Dimanche 2 décembre. — Comme je n’avais pas fait assez de chemin la veille, ce fut une longue et pénible étape. En quittant le campement, on gravit quelques petits mamelons qui se rattachent à la chaîne de droite. Du point culminant de l’un d’eux, le guide me fait voir dans le sud-est un petit massif mamelonné au pied duquel se trouvent les ruines de Fougoula (Banda, en achanti), ex-capitale des Ligouy. De ces hauteurs sortent quantité de ruisseaux, tous affluents de gauche de la rivière Tain ; les uns sont sans eau, les autres bordés d’une belle lisière de palmiers ban (Raphia vinifera) et de palmiers épineux à petites dattes, des marais salés (Phœnix spinosa).

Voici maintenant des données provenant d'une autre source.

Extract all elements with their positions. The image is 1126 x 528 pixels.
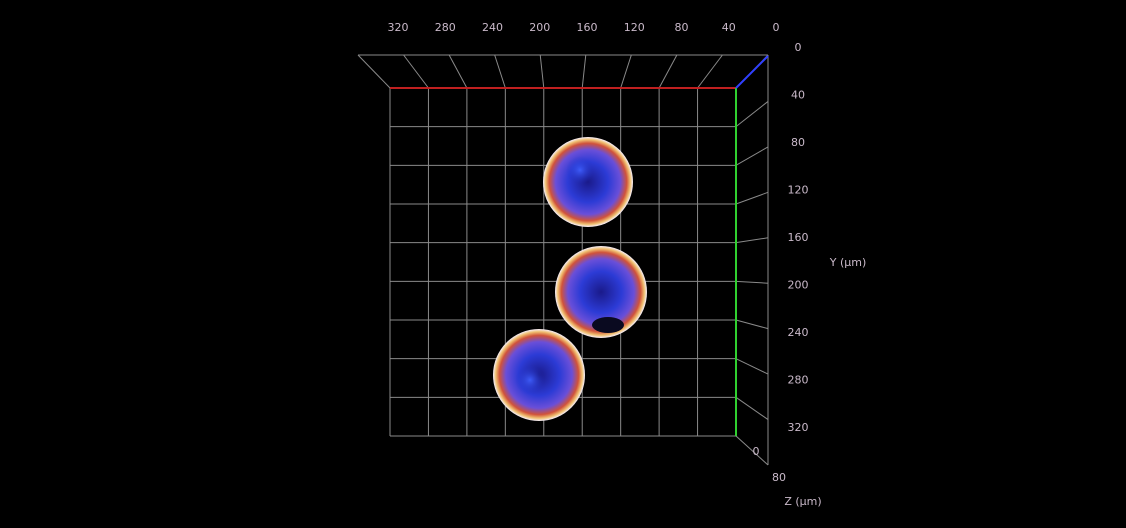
- grid-line: [697, 54, 723, 89]
- grid-line: [735, 358, 769, 375]
- right-tick-label: 280: [788, 374, 809, 387]
- top-tick-label: 80: [675, 21, 689, 34]
- top-tick-label: 200: [529, 21, 550, 34]
- grid-line: [357, 54, 391, 89]
- spheroids: [493, 137, 647, 421]
- spheroid-detail: [592, 317, 624, 333]
- grid-line: [658, 54, 678, 89]
- grid-line: [735, 101, 769, 128]
- spheroid-detail: [566, 156, 594, 184]
- right-tick-label: 0: [795, 41, 802, 54]
- right-tick-label: 40: [791, 89, 805, 102]
- top-tick-label: 160: [577, 21, 598, 34]
- right-tick-label: 200: [788, 279, 809, 292]
- top-tick-label: 0: [773, 21, 780, 34]
- top-tick-label: 240: [482, 21, 503, 34]
- grid-line: [735, 237, 769, 244]
- spheroid: [555, 246, 647, 338]
- right-tick-label: 240: [788, 326, 809, 339]
- grid-line: [735, 191, 769, 205]
- right-tick-label: 80: [791, 136, 805, 149]
- z-edge: [735, 55, 769, 89]
- depth-axis-title: Z (µm): [784, 495, 821, 508]
- grid-line: [620, 54, 632, 89]
- right-axis-title: Y (µm): [829, 256, 867, 269]
- grid-line: [494, 54, 506, 89]
- depth-tick-label: 80: [772, 471, 786, 484]
- right-tick-label: 160: [788, 231, 809, 244]
- grid-line: [735, 396, 769, 420]
- top-tick-label: 120: [624, 21, 645, 34]
- grid-line: [581, 54, 587, 89]
- grid-line: [735, 280, 769, 284]
- top-tick-label: 40: [722, 21, 736, 34]
- grid-line: [448, 54, 468, 89]
- grid-line: [735, 435, 769, 466]
- depth-tick-label: 0: [753, 445, 760, 458]
- grid-line: [403, 54, 429, 89]
- grid-line: [735, 146, 769, 166]
- top-tick-label: 280: [435, 21, 456, 34]
- axis-labels: 320 280 240 200 160 120 80 40 0 0 40 80 120 160 200 240…: [388, 21, 867, 508]
- spheroid-detail: [515, 365, 545, 395]
- right-tick-label: 120: [788, 184, 809, 197]
- grid-line: [539, 54, 545, 89]
- spheroid: [543, 137, 633, 227]
- right-tick-label: 320: [788, 421, 809, 434]
- top-tick-label: 320: [388, 21, 409, 34]
- grid-line: [735, 319, 769, 330]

A proximité des ruisseaux qui ont de l’eau, on distingue l’emplacement de villages dont il ne reste comme trace que les bombax et les baobabs. Les Haoussa qui voyagent sur cette route y ont construit quelques gourbis servant de campements.
Cette région n’est pas très giboyeuse ; j’ai cependant vu des antilopes, des bandes de cynocéphales et entendu les appels de poules de rocher, mais sans avoir l’occasion de tirer aucun de ces animaux. La végétation n’est plus celle que l’on rencontre de Konkronsou à Kintampo. La rivière de Takla sert de limite nord à ce que l’on peut appeler la végétation dense ; au delà, c’est la triste flore du Dagomba et des environs de Salaga.
L’absence totale de cultures et le groupe des banans de Tambi que l’on aperçoit de fort loin font paraître l’étape d’une longueur atroce. Ce n’est que vers deux heures que nous rencontrons les premiers chemins conduisant dans les lougans, ce qui donne quelque courage à mes porteurs, en route depuis quatre heures du matin.
Tambi se compose de trois groupes de cases qui s’élèvent sur un vaste plateau à peu près dénudé sur lequel poussent quelques groupes de beaux bombax et de baobabs. Ce village est habité par des Pakhalla, qui semblent vivre dans une certaine aisance : ils possèdent un beau troupeau de bœufs, des moutons et des chèvres. Nous trouvons à acheter des poulets et des ignames à un prix raisonnable. Le tabac à fumer d’assez bonne qualité s’obtient les 300 grammes pour 100 cauries.
Les gens du village, dont beaucoup parlent le mandé, sont affables et prévenants. Comme j’étais désireux de camper près du chemin à suivre le lendemain, on me fit préparer une case bien propre à proximité, et l’on ne voulut pas tolérer que je campasse sous l’arbre dont j’avais fait choix.
Lundi 3 décembre. — Un chemin bien entretenu et débroussaillé mène de Tambi à Sorobango ; il traverse un grand village nommé Bounou, puis un second, ne comprenant que trois ou quatre familles, nommé Pankouloudougou. Les cinq petits ruisseaux que l’on traverse se rendent à la rivière Tain.